ECD Automotive Design disclosed that Nasdaq informed it on November 11, 2025 that a warrant issued on September 24, 2025 to pay legal fees violated Nasdaq Rule 5635(d). The company had already amended this warrant on October 1, 2025, and Nasdaq asked the company to publicly note both the initial non-compliance and the subsequent return to compliance.
The same report notes Separation Agreements with Chief Product Officer Emily Humble and Chief Experience Officer Thomas Humble, with employment ending on November 11, 2025. Each is to receive base salary at an annual rate of $320,000 through the termination date, reimbursement of qualifying business expenses, and additional consideration tied to releases, non-competition, non-interference, non-disparagement and confidentiality obligations. The company states the departures are for personal reasons, not due to disagreements, and that Emily Humble remains on the board, which may help continuity at the governance level.
FAQ
What Nasdaq rule issue did ECD Automotive Design (ECDA) disclose?

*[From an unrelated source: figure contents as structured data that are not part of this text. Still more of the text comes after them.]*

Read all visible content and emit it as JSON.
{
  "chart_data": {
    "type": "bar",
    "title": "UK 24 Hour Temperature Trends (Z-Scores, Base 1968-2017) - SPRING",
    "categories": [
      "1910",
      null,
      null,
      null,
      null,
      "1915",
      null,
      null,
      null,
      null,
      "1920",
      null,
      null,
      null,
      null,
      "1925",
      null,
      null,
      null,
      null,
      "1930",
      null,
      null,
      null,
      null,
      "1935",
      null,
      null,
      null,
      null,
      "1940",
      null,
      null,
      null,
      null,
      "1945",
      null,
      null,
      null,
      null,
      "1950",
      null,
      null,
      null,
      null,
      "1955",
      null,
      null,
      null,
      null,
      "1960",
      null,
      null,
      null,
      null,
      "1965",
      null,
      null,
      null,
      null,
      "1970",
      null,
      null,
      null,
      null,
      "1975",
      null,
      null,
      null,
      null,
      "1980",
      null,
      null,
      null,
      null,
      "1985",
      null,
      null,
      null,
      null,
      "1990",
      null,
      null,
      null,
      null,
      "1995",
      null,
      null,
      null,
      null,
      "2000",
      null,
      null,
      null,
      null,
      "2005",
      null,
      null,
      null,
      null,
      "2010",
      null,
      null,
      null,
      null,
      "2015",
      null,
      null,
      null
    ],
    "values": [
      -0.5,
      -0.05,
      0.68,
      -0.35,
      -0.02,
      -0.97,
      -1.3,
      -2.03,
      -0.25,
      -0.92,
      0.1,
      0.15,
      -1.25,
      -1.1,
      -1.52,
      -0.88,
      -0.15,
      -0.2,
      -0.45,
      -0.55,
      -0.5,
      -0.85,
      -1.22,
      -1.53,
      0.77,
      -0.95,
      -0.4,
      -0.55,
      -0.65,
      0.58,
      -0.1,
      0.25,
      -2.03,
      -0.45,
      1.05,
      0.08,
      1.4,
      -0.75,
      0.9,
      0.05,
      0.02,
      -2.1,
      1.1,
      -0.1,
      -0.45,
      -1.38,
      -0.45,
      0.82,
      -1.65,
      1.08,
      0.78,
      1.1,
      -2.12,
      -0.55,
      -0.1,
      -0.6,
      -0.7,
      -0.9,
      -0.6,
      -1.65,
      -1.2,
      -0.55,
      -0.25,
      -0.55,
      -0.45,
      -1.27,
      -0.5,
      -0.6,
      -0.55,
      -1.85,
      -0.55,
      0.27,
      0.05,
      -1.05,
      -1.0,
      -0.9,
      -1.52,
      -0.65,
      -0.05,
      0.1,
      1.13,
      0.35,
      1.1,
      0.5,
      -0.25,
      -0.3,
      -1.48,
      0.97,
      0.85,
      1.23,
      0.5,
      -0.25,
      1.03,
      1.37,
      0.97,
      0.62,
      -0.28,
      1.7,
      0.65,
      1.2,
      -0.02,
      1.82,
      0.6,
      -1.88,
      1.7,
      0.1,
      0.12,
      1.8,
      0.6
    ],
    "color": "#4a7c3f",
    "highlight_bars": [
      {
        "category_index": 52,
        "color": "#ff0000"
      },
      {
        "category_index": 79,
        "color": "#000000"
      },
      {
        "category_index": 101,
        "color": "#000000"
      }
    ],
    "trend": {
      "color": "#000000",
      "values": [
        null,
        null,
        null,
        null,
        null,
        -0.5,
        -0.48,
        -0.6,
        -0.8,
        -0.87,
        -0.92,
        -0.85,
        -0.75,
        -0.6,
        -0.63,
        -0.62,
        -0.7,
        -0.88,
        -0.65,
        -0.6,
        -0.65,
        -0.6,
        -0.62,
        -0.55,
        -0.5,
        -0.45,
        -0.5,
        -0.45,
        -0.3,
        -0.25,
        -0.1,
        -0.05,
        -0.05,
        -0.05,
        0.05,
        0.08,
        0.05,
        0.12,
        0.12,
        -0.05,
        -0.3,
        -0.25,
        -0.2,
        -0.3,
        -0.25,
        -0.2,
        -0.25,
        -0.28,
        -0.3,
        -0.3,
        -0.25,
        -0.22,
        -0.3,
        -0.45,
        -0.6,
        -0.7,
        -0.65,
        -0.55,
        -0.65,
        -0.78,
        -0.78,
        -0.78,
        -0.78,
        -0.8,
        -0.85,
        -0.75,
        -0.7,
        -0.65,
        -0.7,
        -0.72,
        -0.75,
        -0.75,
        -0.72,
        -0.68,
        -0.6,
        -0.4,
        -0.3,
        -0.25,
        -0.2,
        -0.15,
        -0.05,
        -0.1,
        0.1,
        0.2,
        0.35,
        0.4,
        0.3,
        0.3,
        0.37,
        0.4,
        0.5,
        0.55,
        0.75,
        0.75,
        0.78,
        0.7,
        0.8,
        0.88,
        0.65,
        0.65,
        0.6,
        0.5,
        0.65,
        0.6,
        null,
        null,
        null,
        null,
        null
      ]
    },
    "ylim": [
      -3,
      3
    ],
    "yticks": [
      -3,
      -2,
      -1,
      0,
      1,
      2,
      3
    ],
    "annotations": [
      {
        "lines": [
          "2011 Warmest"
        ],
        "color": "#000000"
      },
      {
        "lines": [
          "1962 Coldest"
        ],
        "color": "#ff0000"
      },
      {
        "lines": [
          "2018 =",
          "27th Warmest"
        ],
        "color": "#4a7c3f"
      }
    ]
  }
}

ECD Automotive Design reported that Nasdaq informed the company on November 11, 2025 that a warrant it issued on September 24, 2025 to pay outstanding legal fees violated Nasdaq Rule 5635(d). The company had amended the warrant on October 1, 2025 to make it compliant.
Is ECD Automotive Design now back in compliance with Nasdaq Rule 5635(d)?
Yes. The company states that it amended the warrant on October 1, 2025 to comply with Nasdaq Rule 5635(d), and Nasdaq requested disclosure that the company had been in violation at issuance and regained compliance upon that amendment.
Which executives are leaving ECD Automotive Design according to this 8-K?
The filing states that Chief Product Officer Emily Humble and Chief Experience Officer Thomas Humble entered into Separation Agreements, and their employment with the company terminated on November 11, 2025.
What compensation will Emily and Thomas Humble receive upon separation from ECDA?
Each of Emily and Thomas Humble will receive their regular base salary at an annual rate of $320,000 through the November 11, 2025 termination date, reimbursement of eligible business expenses per company policy, and additional payments and benefits in exchange for releases and restrictive covenants under their Separation Agreements.
Are the executive departures at ECD Automotive Design due to disagreements with the company?
The company reports that the cessation of employment of Emily and Thomas Humble was due to personal reasons and not the result of any disagreement regarding operations, policies, or practices.
Will Emily Humble remain involved with ECD Automotive Design after her separation as an officer?
Yes. The filing states that Emily Humble will continue as a member of the company’s Board of Directors after her employment as Chief Product Officer ends.
What restrictive covenants are included in the Separation Agreements for ECDA executives?
The Separation Agreements include provisions under which Emily and Thomas Humble provide general releases and agree to non-competition, non-interference, non-disparagement, and confidentiality obligations.